— Я просто задумался, вот и все. — И он обернулся посмотреть на нее. — Ты уверена, что не хочешь пойти потанцевать?

На Тилли была красная вязаная шапочка с помпоном и длинный шарф того же цвета, с такими же помпонами на концах. В длинном зимнем пальто и ботинках с пуговичками она выглядела совсем маленькой, как ребенок, собравшийся покататься на коньках по замерзшему пруду.

— Тебе надоело мое общество, Том?

— Я не говорил этого.

— В таком случае ты пойдешь погулять?

— Хорошо, — сказал он, — пойдем прогуляемся.

Она повела его в амбар в Нью-Срейксе, на ферму своего дяди на краю выгона, и они поднялись на сеновал. Там она расстегнула пальто, и он почувствовал тепло ее тела рядом. Взяв его руки в свои, она провела ими по груди, увлекая его вниз, в мягкое, сладко пахнущее сено. Он чувствовал ее горячее дыхание на своих губах. Она знала, что легко может заставить его любить себя.

* * *

Церковный колокол в Истери, который молчал из-за трещины уже более тридцати лет, был заново отлит в честь погибших жителей деревни. И в последнее воскресенье ноября, когда жители окрестных селений пришли на торжественную службу по случаю этого события, он мелодично зазвонил над их головами в знак радости.

— Когда мы с твоей матерью венчались здесь, — сказал Джесс Бетони, — этот колокол играл печальную мелодию. А теперь есть что послушать, правда?

Старые воспоминания развязали ему язык. Он снова стал почти самим собой.

— Как чудесно слышать звон церковных колоколов после стольких лет молчания и знать, что они звонят по всей Англии. И еще приятно узнать, что капитан возвращается домой, не так ли? Ты и вправду не хочешь, чтобы я отвез тебя на станцию?

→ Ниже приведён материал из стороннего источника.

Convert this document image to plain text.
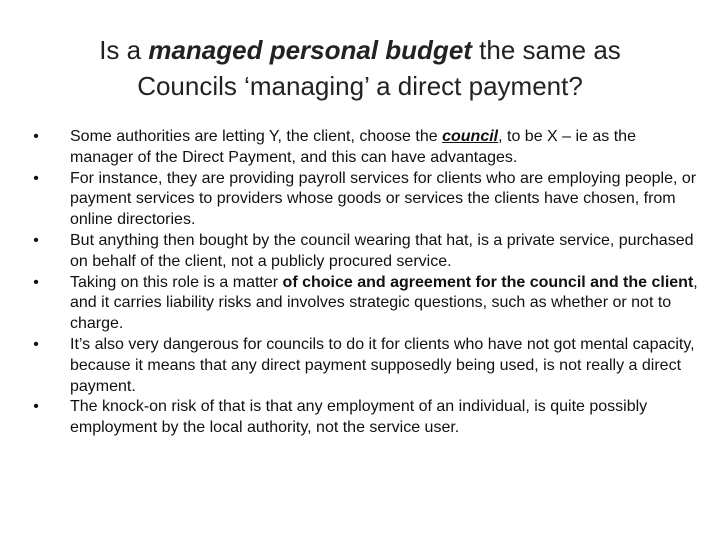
Is a managed personal budget the same as
Councils ‘managing’ a direct payment?
•	Some authorities are letting Y, the client, choose the council, to be X – ie as the manager of the Direct Payment, and this can have advantages.
•	For instance, they are providing payroll services for clients who are employing people, or payment services to providers whose goods or services the clients have chosen, from online directories.
•	But anything then bought by the council wearing that hat, is a private service, purchased on behalf of the client, not a publicly procured service.
•	Taking on this role is a matter of choice and agreement for the council and the client, and it carries liability risks and involves strategic questions, such as whether or not to charge.
•	It’s also very dangerous for councils to do it for clients who have not got mental capacity, because it means that any direct payment supposedly being used, is not really a direct payment.
•	The knock-on risk of that is that any employment of an individual, is quite possibly employment by the local authority, not the service user.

— Не хочу, папа. Я лучше пойду одна.

Бетони нервничала перед встречей с Майклом после двух Лет разлуки. Ей казалось, что она его совсем не знает, почти не помнит, как он выглядит, и не могла понять, как ни старалась, что же она чувствовала к нему перед их вынужденным расставанием.

Но когда наконец-то он сошел с поезда и она увидела его похудевшее лицо с медленно появляющейся улыбкой и загоревшимся взглядом, ей стало ясно, что, если бы даже он был с ней совершенно незнаком, он все равно мог бы претендовать на ее любовь. Она повидала так много таких мужчин, с лицами, изможденными от страданий, и чувствовала, что они могли бы получить эту любовь, которую дают свободно, без унижения.

— Бетони, — сказал он. — Я думал, это путешествие никогда не кончится. Поезд останавливался на каждой станции.

— Майкл. Дорогой. Ты выглядишь таким больным.

— У меня был этот чертов грипп. Я чувствовал себя после него, как слабый котенок.

Когда он обнял ее, она почувствовала его скованность, будто внутри него была сжатая пружина.

— Ты выйдешь за меня, Бетони?

— Да, — прошептала она. — Да. О, да!

— Господи, спасибо тебе за это. Я так хотел тебя. Я, наверное, умер бы, если бы ты сказала «нет».

— Я не сказала «нет», я сказала «да».

— Я держался только благодаря этому. Мыслями о тебе. Я помнил, как ты на меня смотрела в прошлый раз на этой самой станции, когда ты пришла к самому отходу поезда. Помнишь?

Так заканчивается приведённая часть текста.